Tout le monde parle d’intelligence collective, mais peu savent vraiment ce que cela implique.
Charlotte Dattée, experte des transformations publiques, distingue ici la coopération authentique du simple travail en groupe. L’intelligence collective n’est ni un atelier post-it ni une réunion bien animée : c’est une exigence de clarté, d’écoute et de responsabilité partagée.
Une conversation pour comprendre comment créer, dans les organisations publiques, les conditions réelles du “faire ensemble”.
« Ce n’est pas le nombre de personnes autour de la table qui compte, c’est la qualité de ce qu’on fabrique ensemble. »
Charlotte Dattée est fondatrice de Fluidivance, cabinet qui accompagne les organisations publiques et leurs équipes dans les transformations complexes. Ancienne cheffe de mission à la Direction interministérielle du numérique (DINUM), elle a conçu et piloté des projets stratégiques liés aux talents, à la coopération et à l’innovation dans l’action publique.
Elle partage ici une lecture pratique et humaine de la complexité, forgée au cœur des administrations.
Une réunion fluide, un séminaire bien mené, des post-it partout : tout cela ne fait pas encore de l’intelligence collective. Ce qui la distingue, c’est l’intention et la responsabilité partagée. Il ne s’agit pas de “faire participer”, mais de “faire coopérer”. La différence est immense : la participation invite, la coopération engage.
L’intelligence collective se construit dans la durée. Elle suppose un cadre clair, un objectif commun, et surtout l’acceptation du désaccord. C’est un travail exigeant, parfois inconfortable, mais profondément fécond. Quand les organisations publiques s’y risquent vraiment, elles découvrent que la créativité ne naît pas du consensus, mais de la rencontre des points de vue.
Rien ne pousse dans le flou. L’intelligence collective a besoin d’un cadre solide, non pas pour contraindre, mais pour sécuriser. Ce cadre, c’est ce qui rend possible la parole vraie, la confrontation constructive, la prise d’initiative.

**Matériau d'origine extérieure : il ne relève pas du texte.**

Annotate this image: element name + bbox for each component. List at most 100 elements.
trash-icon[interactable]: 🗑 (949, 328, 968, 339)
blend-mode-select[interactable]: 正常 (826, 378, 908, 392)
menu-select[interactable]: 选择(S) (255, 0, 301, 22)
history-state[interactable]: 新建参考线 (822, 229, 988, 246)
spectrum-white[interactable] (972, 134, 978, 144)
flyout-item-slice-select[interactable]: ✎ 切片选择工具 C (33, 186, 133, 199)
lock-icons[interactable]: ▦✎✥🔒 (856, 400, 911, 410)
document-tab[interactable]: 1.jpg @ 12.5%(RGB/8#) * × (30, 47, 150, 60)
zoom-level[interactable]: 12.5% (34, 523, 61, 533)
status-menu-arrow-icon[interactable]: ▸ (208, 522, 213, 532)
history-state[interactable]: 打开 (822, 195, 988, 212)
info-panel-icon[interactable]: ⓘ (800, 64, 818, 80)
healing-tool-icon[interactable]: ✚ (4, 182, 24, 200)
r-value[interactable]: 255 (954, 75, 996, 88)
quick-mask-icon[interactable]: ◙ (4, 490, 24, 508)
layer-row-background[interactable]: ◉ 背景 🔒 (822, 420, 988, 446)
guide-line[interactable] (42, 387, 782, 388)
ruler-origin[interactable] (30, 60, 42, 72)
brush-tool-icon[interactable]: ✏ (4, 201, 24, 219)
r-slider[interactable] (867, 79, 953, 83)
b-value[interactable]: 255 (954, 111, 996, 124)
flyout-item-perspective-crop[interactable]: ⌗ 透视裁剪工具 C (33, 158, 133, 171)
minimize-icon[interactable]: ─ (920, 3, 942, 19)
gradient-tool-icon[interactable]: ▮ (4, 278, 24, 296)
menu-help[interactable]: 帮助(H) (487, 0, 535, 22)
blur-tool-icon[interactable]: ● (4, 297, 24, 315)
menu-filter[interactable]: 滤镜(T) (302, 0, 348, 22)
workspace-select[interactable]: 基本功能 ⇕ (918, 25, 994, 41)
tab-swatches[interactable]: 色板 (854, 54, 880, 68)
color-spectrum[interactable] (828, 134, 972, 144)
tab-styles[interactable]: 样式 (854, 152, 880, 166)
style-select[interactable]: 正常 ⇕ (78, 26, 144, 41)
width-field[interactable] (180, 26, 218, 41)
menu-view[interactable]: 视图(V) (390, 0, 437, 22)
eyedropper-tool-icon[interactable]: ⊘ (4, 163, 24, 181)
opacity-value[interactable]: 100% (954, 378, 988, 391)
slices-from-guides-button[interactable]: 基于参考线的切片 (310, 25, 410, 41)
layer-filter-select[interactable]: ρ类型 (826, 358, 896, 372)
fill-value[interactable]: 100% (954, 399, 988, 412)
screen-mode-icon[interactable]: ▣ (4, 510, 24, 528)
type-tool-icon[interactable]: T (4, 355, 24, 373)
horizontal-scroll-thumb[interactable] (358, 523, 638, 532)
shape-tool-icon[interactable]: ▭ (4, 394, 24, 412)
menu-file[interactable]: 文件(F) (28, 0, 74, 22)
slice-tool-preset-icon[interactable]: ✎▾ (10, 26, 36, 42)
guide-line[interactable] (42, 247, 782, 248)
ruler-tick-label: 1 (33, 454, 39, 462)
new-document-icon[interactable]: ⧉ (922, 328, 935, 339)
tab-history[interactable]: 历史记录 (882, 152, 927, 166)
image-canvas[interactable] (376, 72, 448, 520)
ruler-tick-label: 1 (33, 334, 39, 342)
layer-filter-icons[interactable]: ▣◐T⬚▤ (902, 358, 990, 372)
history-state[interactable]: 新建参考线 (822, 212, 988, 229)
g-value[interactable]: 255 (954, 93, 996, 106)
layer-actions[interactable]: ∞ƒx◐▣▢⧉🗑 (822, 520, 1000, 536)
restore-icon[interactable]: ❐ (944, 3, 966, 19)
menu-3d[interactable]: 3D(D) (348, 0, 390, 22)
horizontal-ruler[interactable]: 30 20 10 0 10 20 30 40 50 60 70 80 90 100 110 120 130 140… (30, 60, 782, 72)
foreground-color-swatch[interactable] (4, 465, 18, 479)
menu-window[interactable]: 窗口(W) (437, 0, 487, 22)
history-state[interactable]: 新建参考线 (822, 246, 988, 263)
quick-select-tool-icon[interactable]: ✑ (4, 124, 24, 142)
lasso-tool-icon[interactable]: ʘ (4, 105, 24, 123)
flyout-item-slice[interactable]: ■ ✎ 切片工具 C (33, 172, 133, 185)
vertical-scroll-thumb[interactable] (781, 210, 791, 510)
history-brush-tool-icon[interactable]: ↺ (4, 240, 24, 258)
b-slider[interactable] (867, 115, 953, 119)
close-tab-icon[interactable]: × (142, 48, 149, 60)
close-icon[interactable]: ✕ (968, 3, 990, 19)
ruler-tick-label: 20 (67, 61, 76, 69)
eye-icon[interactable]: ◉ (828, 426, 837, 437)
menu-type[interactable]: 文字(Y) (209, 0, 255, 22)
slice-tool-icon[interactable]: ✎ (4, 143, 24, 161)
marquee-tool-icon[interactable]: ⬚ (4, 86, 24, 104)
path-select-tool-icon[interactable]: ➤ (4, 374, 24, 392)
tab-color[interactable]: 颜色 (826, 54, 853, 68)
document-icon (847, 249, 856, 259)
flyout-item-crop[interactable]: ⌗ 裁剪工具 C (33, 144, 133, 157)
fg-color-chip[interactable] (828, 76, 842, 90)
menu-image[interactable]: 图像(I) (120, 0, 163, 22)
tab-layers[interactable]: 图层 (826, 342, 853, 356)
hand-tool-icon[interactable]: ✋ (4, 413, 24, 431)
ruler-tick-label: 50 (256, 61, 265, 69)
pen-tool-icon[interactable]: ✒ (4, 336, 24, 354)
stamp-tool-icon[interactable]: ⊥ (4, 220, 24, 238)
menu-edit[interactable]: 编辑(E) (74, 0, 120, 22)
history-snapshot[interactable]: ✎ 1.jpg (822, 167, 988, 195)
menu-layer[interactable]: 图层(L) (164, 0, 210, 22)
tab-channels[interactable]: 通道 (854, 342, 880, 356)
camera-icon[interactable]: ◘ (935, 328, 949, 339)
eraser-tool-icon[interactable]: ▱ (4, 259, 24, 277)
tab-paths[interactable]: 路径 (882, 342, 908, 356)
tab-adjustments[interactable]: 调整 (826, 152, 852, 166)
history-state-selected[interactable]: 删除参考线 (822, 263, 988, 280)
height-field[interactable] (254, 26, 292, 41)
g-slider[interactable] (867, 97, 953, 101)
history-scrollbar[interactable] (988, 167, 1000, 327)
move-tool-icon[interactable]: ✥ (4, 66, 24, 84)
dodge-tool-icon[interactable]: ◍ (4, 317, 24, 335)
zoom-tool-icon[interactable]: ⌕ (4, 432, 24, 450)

Dans la fonction publique, il agit comme un équilibre : il protège sans enfermer, oriente sans brider. Trop de cadre tue l’élan ; trop peu le fait déborder.
Le collectif, comme une rivière, a besoin de berges pour circuler. Le cadre donne ce sentiment de sécurité qui permet d’oser. Et c’est cette confiance-là — celle qu’on construit et non qu’on décrète — qui rend le collectif vraiment intelligent.
L’intelligence collective n’est pas une méthode, c’est une posture. Elle naît de l’écoute sincère, de la curiosité, du courage de ne pas avoir raison seul.
Dans les projets publics, cela demande de ralentir, d’accueillir le flou sans paniquer, de faire de la place à l’imprévu.
Le rôle du manager ou du facilitateur n’est plus d’animer mais de soutenir la dynamique, de créer les conditions pour que le groupe fasse émerger sa propre solution.
C’est une autre manière d’exercer le pouvoir : non plus en décidant pour, mais en décidant avec. Là se joue sans doute la transformation la plus profonde de la fonction publique — celle qui relie l’intelligence à l’action.